While we initially released training data (i.e., MRI images and STAPLE consensus segmentations in NIfTI format) through Zenodo [31], we have plans for a more comprehensive data release. This expanded dataset will include raw DICOM data, individual observer segmentations, and relevant clinical metadata for both training and held-out evaluation sets. The inclusion of individual observer segmentations may be particularly valuable in ambiguity modeling experiments for deep learning uncertainty quantification [90, 91]. This extensive data release will be accompanied by a detailed data descriptor to facilitate its use by the research community. Furthermore, we intend to publish a post-challenge summary paper in a high-impact, field-specific journal. This paper will delve into meta-analytic approaches to comprehensively characterize algorithm results, including combined participant algorithms, inter-algorithm variability, additional subanalysis, and ranking stability, in a similar vein to previous post-challenge analyses [8, 32]. Eligible participants will be invited to co-author this manuscript, fostering collaborative insight into the challenge outcomes.

While there are currently no concrete plans for a second edition of HNTS-MRG, we remain open to the possibility of future iterations that could significantly enhance the challenge’s scope and impact. Such future editions could potentially incorporate a wider array of imaging sequences and timepoints (i.e., greater number of intra-treatment images) [92], leveraging the full capabilities of MRI in adaptive RT for HNC. We also envision the inclusion of data from multiple institutions, which would not only increase the dataset size but also introduce valuable diversity in imaging protocols and patient populations for added generalization ability of algorithms.

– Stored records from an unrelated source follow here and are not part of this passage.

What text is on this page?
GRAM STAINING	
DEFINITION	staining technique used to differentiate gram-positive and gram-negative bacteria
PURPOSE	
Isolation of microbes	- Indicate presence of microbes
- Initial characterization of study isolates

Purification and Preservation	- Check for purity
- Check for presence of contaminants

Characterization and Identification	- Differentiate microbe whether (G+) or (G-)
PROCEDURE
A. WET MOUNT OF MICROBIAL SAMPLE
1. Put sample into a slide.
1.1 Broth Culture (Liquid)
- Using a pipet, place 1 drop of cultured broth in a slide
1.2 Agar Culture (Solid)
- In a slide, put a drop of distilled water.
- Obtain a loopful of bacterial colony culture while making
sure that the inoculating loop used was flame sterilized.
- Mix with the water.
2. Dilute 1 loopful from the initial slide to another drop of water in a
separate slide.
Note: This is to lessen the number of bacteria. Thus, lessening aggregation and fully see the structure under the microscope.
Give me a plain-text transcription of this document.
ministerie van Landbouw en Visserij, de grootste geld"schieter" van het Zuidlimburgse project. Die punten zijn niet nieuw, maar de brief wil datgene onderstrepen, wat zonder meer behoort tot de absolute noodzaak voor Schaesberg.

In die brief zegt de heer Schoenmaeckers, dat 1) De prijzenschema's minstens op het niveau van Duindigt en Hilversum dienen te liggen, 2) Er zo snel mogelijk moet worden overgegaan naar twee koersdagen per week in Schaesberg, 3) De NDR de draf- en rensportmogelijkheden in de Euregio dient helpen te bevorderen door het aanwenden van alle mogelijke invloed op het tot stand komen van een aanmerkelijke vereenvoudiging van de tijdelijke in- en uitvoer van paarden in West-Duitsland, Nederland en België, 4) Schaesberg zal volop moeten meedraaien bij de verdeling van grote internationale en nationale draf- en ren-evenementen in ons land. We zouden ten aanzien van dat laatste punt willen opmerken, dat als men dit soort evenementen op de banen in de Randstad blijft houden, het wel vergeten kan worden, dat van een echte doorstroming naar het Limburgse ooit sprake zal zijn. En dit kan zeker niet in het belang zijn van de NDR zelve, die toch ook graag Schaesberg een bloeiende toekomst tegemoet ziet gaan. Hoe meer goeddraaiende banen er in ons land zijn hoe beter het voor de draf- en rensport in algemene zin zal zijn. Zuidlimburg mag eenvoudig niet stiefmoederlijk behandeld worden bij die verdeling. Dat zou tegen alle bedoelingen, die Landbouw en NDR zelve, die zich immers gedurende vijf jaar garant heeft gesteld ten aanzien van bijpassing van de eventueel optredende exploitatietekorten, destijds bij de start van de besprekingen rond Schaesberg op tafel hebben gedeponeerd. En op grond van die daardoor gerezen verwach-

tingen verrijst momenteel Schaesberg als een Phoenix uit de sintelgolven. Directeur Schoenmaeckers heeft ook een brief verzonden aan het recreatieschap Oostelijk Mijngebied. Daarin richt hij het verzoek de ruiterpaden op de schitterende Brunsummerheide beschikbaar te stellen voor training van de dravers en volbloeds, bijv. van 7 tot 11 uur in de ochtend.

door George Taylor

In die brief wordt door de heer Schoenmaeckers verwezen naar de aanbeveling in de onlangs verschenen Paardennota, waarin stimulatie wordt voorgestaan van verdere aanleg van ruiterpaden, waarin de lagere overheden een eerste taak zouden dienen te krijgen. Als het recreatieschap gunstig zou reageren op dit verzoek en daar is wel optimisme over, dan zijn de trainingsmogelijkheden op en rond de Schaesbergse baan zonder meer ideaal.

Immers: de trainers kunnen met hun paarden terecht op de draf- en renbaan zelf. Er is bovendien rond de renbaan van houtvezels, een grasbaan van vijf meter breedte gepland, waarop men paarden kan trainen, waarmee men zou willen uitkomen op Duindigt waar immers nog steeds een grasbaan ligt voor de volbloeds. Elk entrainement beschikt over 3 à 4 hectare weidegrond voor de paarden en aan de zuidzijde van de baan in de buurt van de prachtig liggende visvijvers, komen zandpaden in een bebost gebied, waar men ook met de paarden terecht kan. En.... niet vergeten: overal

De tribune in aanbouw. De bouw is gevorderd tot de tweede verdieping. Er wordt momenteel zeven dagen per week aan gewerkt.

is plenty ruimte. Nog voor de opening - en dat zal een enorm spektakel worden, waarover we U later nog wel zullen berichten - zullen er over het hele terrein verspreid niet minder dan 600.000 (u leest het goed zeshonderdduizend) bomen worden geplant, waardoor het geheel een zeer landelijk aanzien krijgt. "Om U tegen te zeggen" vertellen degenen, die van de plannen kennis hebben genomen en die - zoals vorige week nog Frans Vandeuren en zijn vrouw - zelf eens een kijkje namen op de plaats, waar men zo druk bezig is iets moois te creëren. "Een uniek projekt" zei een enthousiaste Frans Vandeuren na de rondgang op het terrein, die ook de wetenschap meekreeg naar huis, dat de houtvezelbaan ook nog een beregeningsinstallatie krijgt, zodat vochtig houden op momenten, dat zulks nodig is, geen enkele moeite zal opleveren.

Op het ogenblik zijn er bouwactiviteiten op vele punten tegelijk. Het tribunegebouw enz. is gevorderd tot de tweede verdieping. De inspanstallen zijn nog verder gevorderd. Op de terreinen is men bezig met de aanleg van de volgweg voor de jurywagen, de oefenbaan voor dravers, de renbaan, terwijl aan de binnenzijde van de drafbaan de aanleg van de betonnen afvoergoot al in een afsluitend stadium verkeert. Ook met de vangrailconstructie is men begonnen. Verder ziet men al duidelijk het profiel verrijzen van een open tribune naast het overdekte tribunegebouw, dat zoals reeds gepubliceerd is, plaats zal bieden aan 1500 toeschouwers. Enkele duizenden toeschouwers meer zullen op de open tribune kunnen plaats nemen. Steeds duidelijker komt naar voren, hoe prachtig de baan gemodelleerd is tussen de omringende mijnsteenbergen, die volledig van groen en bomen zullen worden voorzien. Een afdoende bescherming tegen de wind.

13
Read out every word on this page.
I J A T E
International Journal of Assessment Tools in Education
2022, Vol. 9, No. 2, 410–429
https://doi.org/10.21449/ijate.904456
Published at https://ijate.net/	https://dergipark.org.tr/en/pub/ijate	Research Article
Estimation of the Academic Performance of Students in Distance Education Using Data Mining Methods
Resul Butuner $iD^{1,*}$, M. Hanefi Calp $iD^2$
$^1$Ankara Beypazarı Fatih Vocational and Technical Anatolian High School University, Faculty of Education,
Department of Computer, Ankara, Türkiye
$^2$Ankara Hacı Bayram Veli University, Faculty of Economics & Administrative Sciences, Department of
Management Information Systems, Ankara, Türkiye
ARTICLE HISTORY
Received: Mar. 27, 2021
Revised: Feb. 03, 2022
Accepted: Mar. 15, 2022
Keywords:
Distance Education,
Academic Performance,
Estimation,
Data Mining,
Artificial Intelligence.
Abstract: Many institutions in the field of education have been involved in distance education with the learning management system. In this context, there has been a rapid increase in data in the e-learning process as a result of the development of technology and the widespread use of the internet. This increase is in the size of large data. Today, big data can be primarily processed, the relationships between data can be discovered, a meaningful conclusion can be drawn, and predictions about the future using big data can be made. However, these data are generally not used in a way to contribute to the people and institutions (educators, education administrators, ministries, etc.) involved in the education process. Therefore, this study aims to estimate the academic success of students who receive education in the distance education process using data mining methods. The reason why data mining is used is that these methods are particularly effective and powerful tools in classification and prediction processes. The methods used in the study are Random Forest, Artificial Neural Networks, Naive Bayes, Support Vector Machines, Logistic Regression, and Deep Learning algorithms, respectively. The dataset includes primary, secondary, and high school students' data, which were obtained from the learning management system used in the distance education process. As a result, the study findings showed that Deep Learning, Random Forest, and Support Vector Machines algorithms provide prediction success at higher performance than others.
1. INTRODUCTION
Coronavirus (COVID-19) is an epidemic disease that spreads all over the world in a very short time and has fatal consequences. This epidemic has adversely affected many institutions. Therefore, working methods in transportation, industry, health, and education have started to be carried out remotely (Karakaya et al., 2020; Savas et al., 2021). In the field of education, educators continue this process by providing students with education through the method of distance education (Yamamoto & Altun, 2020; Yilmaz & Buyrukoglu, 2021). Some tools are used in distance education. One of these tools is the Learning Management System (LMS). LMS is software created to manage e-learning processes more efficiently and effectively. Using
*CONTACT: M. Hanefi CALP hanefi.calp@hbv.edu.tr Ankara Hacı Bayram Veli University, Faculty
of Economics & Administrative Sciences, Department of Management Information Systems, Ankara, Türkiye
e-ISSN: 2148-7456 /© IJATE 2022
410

This approach would mirror the successful strategy employed by the HECKTOR series of challenges [14, 93, 94], which has seen progressive data enlargement and diversification over the years. By broadening our dataset in these ways, future iterations of HNTS-MRG could offer even more robust insights into the performance of MRI-guided RT segmentation algorithms.

5 Conclusions

This paper presented a comprehensive overview of the HNTS-MRG 2024 challenge, focusing on the automated analysis of MRI images in HNC patients. The challenge explored two critical tasks: fully-automated pre-RT segmentation (Task 1) and mid-RT segmentation (Task 2). Utilizing a robust dataset of 200 HNC cases (150 for training, 50 for final testing), this challenge garnered significant interest from leading research teams worldwide, resulting in 20 high-quality papers showcasing a diverse array of innovative methods. Task 1 algorithm performance was generally high and consistent with previous similar tumor segmentation challenges (e.g., HECKTOR 2022). Top-performing algorithms for Task 1 achieved DSCagg-mean scores comparable to or exceeding clinician IOV, with minimal differences between leading methods. Task 2 proved more challenging, as expected, with lower model performance compared to Task 1. Notably, the best-performing algorithms in Task 2 surpassed both our baseline models and clinician IOV, demonstrating the potential of advanced auto-segmentation methods in adaptive RT workflows. Across both tasks, algorithms consistently found GTVp structures more difficult to segment than GTVn structures, mirroring trends in clinician IOV. To further advance this field, future work should focus on harmonizing tumor segmentation guidelines for clinicians, investigating additional segmentation performance metrics, and expanding the patient cohort.